The concept of editions is that they allow change without breaking backwards compatibility by always being supported. So that would be Rust 2.0.
No, the exact same examples apply when a non-'static lifetime is in play.
You mean, by making use<'a> act like a bound? That would have the same downsides that let to lifetimes being captured by default (applying a bound to other generics unnecessarily).
No, it should be deliberate, and in my case it is. I'm making a promise that the return type meets the stated lifetime bound -- just like I'm making a promise that it meats the stated trait bounds. By making that promise, it's a breaking change to start materially containing the other captured generics. And the type system exploits this, as demonstrated.

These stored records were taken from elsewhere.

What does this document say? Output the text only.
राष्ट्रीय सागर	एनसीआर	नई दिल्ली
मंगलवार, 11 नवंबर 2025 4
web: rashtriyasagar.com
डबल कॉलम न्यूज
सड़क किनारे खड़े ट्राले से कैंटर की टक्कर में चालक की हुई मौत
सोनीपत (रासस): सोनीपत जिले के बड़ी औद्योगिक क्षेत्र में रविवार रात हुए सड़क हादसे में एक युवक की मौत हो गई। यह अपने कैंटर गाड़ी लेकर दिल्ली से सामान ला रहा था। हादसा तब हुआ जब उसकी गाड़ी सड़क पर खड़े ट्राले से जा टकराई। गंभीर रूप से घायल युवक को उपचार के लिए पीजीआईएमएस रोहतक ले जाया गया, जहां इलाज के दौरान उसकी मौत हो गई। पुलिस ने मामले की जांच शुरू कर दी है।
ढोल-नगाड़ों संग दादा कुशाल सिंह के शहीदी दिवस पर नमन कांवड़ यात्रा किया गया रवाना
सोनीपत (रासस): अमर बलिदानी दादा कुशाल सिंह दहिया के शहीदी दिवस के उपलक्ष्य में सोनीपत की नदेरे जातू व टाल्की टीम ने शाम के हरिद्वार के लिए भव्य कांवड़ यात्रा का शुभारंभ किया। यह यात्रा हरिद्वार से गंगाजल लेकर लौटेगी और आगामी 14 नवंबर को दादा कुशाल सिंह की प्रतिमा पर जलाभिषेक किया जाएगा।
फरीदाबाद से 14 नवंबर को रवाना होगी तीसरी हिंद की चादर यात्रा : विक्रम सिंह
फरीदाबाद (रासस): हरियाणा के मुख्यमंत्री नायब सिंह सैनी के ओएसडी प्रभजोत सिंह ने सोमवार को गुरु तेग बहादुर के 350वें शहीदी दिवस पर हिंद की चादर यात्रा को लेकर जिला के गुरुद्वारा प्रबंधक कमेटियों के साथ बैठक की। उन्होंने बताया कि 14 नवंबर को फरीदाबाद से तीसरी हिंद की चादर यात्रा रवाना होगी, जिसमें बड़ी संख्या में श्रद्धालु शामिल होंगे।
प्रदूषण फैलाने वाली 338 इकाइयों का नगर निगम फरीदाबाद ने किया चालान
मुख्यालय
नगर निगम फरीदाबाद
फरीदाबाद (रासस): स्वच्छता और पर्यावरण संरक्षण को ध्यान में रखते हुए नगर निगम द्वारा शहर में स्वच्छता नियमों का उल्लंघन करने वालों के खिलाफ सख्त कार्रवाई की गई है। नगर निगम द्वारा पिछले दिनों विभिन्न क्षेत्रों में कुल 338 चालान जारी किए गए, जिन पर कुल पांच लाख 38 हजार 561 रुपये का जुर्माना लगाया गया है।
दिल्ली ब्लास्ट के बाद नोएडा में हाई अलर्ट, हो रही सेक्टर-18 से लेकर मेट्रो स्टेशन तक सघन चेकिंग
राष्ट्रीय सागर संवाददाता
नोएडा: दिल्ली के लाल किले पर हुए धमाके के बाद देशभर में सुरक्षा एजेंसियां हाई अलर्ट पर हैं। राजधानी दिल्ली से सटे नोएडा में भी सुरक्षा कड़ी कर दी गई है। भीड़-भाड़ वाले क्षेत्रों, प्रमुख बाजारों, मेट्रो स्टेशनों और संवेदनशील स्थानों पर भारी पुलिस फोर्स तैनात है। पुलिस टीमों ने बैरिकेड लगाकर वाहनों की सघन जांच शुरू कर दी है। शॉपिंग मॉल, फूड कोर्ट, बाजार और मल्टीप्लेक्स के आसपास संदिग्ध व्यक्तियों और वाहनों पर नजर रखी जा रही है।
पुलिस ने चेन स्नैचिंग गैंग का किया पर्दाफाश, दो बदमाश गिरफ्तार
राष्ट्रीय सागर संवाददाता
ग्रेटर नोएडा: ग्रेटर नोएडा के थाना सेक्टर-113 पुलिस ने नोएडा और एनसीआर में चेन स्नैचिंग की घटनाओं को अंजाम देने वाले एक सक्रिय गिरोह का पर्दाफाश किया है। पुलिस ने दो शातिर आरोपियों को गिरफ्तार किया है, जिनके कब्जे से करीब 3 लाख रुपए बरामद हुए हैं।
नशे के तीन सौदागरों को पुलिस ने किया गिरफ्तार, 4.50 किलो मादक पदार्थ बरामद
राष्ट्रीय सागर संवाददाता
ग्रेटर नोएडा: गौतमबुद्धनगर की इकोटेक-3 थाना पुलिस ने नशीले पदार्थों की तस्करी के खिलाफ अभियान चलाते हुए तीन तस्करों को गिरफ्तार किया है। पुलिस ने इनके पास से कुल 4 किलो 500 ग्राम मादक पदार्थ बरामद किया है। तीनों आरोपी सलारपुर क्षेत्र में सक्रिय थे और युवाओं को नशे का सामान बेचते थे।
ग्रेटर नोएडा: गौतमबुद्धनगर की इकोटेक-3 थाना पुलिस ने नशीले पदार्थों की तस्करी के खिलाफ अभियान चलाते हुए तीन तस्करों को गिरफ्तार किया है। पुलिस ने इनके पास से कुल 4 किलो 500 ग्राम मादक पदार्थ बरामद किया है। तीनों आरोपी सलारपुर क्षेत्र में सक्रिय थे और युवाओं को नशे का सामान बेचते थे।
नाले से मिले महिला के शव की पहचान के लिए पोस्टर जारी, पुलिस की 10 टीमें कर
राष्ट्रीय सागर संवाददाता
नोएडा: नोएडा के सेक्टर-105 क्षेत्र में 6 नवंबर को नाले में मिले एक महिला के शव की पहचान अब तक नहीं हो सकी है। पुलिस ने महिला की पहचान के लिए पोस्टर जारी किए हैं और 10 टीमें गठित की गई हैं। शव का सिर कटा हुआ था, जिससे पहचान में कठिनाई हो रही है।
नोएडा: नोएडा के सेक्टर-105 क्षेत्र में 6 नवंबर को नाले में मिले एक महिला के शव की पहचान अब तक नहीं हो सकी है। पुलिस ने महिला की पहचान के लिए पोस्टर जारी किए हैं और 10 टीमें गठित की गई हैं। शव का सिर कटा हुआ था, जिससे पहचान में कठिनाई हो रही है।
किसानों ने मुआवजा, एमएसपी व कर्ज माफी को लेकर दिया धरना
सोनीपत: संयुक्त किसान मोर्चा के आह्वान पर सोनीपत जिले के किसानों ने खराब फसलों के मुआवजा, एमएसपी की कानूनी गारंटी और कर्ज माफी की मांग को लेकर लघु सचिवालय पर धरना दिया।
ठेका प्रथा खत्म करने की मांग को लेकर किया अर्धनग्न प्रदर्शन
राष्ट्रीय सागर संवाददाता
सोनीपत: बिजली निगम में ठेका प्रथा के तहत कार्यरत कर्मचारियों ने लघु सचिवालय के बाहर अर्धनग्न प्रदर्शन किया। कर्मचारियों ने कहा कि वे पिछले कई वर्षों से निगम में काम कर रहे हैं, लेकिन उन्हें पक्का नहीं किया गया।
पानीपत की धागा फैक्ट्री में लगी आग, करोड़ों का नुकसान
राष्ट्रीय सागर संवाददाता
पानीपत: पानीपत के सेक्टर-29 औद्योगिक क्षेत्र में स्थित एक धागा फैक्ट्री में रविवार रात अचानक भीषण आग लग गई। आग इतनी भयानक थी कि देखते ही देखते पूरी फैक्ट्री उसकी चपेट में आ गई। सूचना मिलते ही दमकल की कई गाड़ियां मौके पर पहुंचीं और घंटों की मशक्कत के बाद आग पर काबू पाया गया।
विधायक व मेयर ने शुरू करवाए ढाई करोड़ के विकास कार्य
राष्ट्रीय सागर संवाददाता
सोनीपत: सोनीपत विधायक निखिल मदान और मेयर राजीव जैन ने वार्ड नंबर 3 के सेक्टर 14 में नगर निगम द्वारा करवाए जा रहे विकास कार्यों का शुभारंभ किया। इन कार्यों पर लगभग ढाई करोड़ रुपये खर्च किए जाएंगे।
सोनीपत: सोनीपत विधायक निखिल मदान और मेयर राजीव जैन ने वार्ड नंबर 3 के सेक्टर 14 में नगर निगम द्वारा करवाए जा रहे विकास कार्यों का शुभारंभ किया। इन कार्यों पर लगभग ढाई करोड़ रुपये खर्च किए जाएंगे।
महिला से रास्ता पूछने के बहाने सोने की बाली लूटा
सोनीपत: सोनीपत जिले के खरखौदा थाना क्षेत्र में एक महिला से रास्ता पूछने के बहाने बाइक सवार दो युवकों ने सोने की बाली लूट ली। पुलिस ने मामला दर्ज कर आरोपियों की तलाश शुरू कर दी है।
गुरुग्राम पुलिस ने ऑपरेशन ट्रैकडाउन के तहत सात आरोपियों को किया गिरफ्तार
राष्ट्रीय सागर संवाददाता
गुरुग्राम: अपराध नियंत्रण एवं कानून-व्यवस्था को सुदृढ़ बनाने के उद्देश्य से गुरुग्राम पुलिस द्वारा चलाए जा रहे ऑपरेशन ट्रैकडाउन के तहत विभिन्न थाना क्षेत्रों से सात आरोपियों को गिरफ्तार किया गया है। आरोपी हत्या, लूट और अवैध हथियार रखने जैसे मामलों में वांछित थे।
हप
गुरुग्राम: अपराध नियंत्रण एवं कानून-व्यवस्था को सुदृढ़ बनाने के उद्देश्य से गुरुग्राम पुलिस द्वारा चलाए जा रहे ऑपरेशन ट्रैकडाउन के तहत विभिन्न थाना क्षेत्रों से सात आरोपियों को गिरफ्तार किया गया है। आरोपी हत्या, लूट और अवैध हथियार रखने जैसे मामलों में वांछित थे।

If I don't make that promise, it is a non-breaking change to start materially using the other captured generics. So it is not the case that the promise I'm making by including the bound must (or should) always be true.
I do agree that there could be other ways to solve the examples I illustrated in the future, such as TAIT (albeit less ergonomically), being able to omit type generics with use<..>, and perhaps existential lifetimes.
Until we have them, discouraging + 'a is premature. And even if we get them, I still wouldn't agree that deprecation is warranted.
(I also suspect we'll never be able to not capture Self with opaques in traits and thus + 'a will retain some unique capabilities, but it's all hypothesizing about the future at that point.)
On this I don't agree. The examples show how they enable type-erasing coercion to dyn Trait + 'static (and thus to Any and a usable TypeId), and how they enable more lenient borrow checking.
If your argument is that these capabilities are nonsense, please show how to remove the bounds from the playground above in a non-breaking manner.